PMI uses the PMI Risk Index to assess and manage risk levels in its own mortgage insurance portfolio and bases the index on certain measures of economic activity and conditions, including the Office of Federal Housing Enterprise Oversight's (OFHEO) House Price Index and labor market statistics from the Federal Bureau of Labor Statistics.

The index is, however, a lagging indicator, last tabulated for November 2002 when there weren't a quarter of a million U.S. military troops amassed for war with Iraq. War, some speculate, could create more deficit spending which will in turn spawn inflation including higher mortgage interest rates. That could put a damper on home prices.

"The sooner the war is over, the better for economy. The impact on mortgage rates? It's hard to see them go much lower, but it's hard to see them go much higher than 7 percent," said Leslie Appleton-Young, an economist with the California Association of Realtors.

While the national PMI index risk average is 110, California yields three cities with much higher indexes. They are among 10 metropolitan areas which PMI considers "high risk" areas -- areas with greater potential for bubble bursting activity. They are considered riskier areas because of their economic dependence on the long suffering information technology industry.

They are Austin-San Marcos, TX (241); Dallas, TX (207); San Jose, CA (199), Portland, OR-Vancouver, WA (178); Denver, CO (160); Salt Lake City-Ogden, UT (153); Phoenix, AZ (148); Seattle-Bellevue-Everett, WA (139); Oakland, CA (128); and San Francisco, CA (105).

Despite several high risk areas in the Golden State, California's experts generally disregard any idea of of a bubble bursting and suggest any future deflation will be a more of a slow, temporary hiss rather than a sudden pop.
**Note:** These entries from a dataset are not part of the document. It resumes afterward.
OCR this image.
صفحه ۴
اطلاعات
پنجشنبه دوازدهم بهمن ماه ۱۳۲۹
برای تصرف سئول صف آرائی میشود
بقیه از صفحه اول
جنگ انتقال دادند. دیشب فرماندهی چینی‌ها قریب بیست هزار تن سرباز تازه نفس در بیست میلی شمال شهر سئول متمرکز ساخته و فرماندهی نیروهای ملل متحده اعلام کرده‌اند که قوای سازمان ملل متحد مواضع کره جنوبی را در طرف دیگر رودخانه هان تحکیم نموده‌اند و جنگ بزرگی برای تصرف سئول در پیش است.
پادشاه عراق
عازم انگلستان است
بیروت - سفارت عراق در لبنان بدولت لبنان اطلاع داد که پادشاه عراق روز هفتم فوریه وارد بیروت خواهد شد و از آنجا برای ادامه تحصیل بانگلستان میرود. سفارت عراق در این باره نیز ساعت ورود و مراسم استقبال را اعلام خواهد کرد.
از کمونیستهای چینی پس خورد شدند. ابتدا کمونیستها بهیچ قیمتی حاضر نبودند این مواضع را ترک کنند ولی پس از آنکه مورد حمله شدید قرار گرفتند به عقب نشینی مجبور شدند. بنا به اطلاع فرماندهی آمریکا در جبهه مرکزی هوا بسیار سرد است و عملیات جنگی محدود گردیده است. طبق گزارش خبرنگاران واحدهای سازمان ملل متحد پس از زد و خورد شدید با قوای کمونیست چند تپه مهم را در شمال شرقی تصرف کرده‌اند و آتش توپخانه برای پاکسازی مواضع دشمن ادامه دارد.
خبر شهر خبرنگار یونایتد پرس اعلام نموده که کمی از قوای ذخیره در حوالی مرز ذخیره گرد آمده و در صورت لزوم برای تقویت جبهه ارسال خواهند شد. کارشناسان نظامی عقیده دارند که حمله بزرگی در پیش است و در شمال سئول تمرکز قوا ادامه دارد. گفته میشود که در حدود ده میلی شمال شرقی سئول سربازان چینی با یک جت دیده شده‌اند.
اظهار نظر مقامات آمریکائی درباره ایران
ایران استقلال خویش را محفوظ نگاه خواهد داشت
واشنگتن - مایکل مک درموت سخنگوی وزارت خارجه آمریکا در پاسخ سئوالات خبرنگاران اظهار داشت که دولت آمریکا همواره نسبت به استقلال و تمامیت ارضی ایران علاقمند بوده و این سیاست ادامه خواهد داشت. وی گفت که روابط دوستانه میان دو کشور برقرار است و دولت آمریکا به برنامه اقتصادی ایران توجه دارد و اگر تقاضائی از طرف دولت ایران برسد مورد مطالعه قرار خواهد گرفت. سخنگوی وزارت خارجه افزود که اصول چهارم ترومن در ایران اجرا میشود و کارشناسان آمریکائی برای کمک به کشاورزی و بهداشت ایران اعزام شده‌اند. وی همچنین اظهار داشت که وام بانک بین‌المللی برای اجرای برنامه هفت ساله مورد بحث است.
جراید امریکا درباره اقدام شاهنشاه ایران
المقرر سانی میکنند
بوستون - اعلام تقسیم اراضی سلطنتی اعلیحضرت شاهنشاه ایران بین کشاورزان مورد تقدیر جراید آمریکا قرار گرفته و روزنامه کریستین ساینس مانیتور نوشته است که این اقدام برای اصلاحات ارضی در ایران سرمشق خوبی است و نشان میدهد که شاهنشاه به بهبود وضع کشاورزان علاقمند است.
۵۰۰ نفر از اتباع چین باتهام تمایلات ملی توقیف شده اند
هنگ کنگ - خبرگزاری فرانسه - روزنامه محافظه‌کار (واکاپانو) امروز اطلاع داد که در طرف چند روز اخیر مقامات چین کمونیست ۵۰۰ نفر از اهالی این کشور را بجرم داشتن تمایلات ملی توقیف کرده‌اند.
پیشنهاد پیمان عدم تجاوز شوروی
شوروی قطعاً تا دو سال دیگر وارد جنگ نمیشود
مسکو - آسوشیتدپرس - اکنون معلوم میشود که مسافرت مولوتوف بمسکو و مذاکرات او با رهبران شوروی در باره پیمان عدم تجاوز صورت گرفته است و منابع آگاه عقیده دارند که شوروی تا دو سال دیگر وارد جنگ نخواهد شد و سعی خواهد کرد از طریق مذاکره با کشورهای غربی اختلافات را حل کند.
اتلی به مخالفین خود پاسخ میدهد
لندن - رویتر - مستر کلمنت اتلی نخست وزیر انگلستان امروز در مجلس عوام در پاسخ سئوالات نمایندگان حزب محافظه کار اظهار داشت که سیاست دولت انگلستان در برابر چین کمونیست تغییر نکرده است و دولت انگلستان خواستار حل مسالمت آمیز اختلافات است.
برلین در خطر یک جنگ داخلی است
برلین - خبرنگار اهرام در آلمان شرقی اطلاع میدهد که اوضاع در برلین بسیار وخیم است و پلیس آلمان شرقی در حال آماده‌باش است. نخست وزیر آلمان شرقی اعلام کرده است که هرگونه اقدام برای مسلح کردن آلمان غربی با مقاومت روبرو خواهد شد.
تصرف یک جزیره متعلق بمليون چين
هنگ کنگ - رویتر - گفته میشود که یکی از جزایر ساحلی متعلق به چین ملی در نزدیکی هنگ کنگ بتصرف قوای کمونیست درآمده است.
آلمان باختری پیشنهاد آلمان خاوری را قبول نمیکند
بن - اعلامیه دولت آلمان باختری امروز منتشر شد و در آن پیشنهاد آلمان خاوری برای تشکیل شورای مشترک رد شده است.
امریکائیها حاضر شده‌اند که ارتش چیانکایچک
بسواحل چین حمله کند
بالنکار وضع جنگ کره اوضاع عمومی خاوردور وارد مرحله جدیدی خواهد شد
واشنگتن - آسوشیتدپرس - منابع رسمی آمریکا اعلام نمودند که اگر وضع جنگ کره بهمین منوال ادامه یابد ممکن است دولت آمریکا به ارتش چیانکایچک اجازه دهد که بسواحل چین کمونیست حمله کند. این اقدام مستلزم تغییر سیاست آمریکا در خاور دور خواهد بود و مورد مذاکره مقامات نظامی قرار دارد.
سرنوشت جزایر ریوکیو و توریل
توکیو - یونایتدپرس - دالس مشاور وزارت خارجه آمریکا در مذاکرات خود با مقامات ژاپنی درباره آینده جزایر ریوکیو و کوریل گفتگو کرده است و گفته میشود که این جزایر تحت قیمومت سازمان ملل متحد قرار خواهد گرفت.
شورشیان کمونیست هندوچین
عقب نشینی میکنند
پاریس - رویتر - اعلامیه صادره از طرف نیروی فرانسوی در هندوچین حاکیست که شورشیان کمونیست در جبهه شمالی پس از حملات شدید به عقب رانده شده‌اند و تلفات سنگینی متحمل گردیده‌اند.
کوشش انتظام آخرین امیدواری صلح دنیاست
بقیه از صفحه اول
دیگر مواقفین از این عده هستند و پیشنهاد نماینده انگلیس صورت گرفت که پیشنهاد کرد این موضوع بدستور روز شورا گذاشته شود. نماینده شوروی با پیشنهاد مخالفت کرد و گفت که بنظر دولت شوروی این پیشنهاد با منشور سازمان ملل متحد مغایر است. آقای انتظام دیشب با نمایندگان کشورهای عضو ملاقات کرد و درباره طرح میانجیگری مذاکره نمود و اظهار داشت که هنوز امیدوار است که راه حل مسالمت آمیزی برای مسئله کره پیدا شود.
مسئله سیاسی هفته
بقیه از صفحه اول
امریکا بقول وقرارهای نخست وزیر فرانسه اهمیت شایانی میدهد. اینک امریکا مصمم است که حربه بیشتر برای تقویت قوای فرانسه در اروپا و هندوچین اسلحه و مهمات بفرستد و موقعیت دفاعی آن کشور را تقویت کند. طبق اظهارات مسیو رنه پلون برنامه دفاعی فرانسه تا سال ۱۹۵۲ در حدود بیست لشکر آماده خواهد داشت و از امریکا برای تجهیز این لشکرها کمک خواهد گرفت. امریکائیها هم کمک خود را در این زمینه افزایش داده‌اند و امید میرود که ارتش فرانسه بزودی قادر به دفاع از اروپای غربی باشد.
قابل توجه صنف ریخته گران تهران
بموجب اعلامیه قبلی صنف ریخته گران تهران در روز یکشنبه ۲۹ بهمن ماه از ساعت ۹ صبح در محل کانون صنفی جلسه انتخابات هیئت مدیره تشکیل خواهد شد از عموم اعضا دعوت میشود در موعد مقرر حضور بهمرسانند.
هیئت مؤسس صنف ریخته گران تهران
"Here's the thing: In terms of deficit spending we've been deficit spending since Sept. 11 (2001) and budgets have been submitted with deficit spending, yet still the rates have continued to go down. It's an absolute conundrum to me that the market has maintained and is actually at the point where it is now," said Mike Donohoe, president of the Santa Clara County Association of Realtors and broker- owner of Silver Creek Financial in San Jose, CA.

There's also the chronic supply-demand conditions that plague California and tend to keep home prices high.

"There is a net migration right now, but the immigrants are here and they are sharing households. Even though they are not moving in, they are two families that can move out of rental homes and buy," Donohoe added.